Ayağını bastığın yerde toz, gölgelendiğin yerde dal, giydiğin elbisede ilmik, tuttuğun kabzada işleme, bineğinde eğer, kapında Kıtmir olmayı arzulayan ümmetin var.
Ey En Sevgili! Dualarda her zaman hep sen varsın, naatlarda sen. En güzel şiirler hep senin için yazıldı, satırlarda en çok hep sen yad edildin. Aşklar, sevdalar, hasretler sönerken; aşıkların sana olan sevdası daha da arttı. Sana kavuşanlar hasretini söndüremedi, kavuştukça hasret dağlar olup sinelerden taştı…

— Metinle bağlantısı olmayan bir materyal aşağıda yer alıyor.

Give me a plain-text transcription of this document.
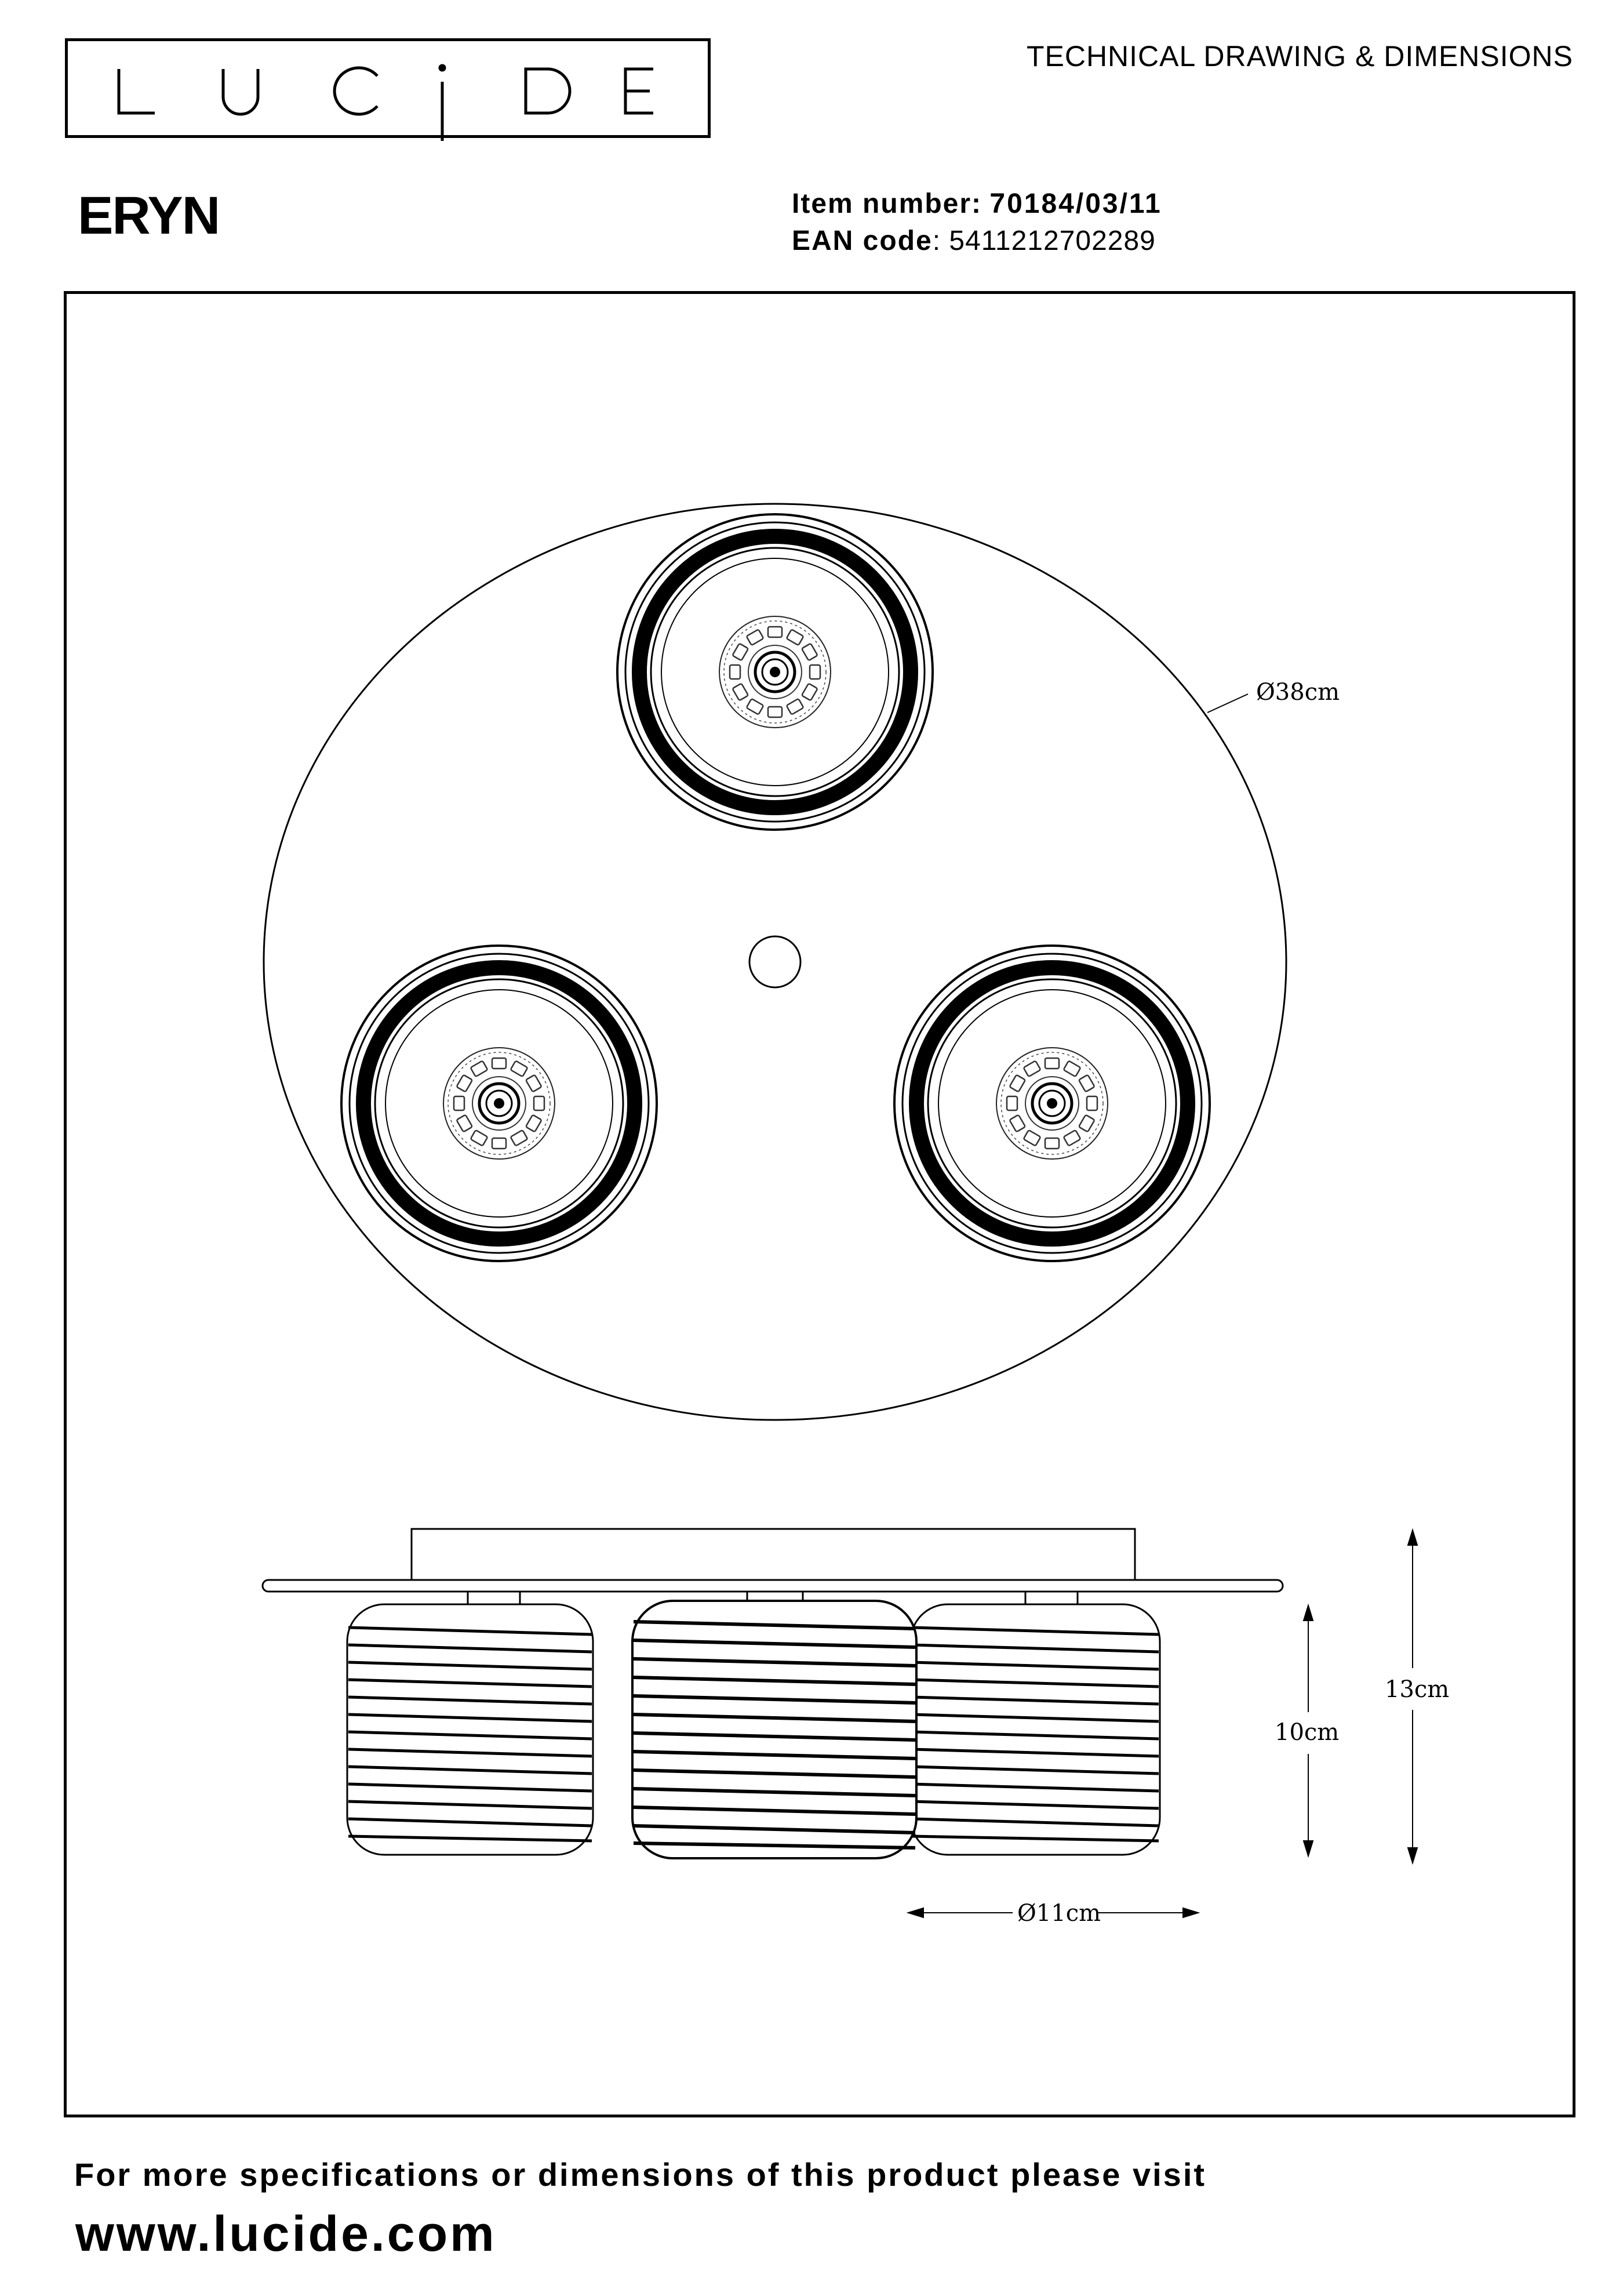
TECHNICAL DRAWING & DIMENSIONS
ERYN	Item number: 70184/03/11
EAN code: 5411212702289
Ø38cm
10cm
13cm
Ø11cm
For more specifications or dimensions of this product please visit
www.lucide.com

Allah’a şükürler olsun, Anadolu şehirleri dolu dolu kutlu doğumunu yaşıyor. Salonlara sığmayan ümmet, meydanlarda binler olup Efendimize sevdasını arz ediyor. Unutulan sünnetler yaşayan sünnet oluyor.
Kutlu doğum haftası vesilesiyle hazırlanmış afişlerde insanlık ona muhtaç yazıyor. İnsanlık her zaman O’na muhtaç.Takip edilecek yol O’nun yolu, takip edilecek iz, O’nun izi.
Bugün insanlık iç buhranlarından kurtulmak, huzuru, kardeşliği, sevgiyi, hoşgörüyü, insana saygıyı, milletine hizmeti arıyorsa Efendimizi takip etmeli. Kuran O’nu takip etmemizi istiyor.
“Resulümün verdiğini alın, yasakladığından da sakının!” [Haşr 7]
”O, [Resulüm] vahiyden başkasını söylemez” [Necm 3,4]
”Resulüme uyun ki, doğru yolu bulun!” [Araf 158, Nur 54]
”Resule itaat eden, ALLAHa itaat etmiş olur” [Nisa 80]
İnsanlık çaresizliğine çare arayacaksa, eşitliği, hakkı hukuku başka yerlerde, dünün Yunan’ında, bugünün Avrupa’sında, Amerika’sında aramasın. Medine Medeniyetine baksın. Gerçek eşitliği, gerçek sevgiyi, gerçek kardeşliği, tahammülü değil gerçek hoşgörüyü, insanlığa hizmeti orada görecektir.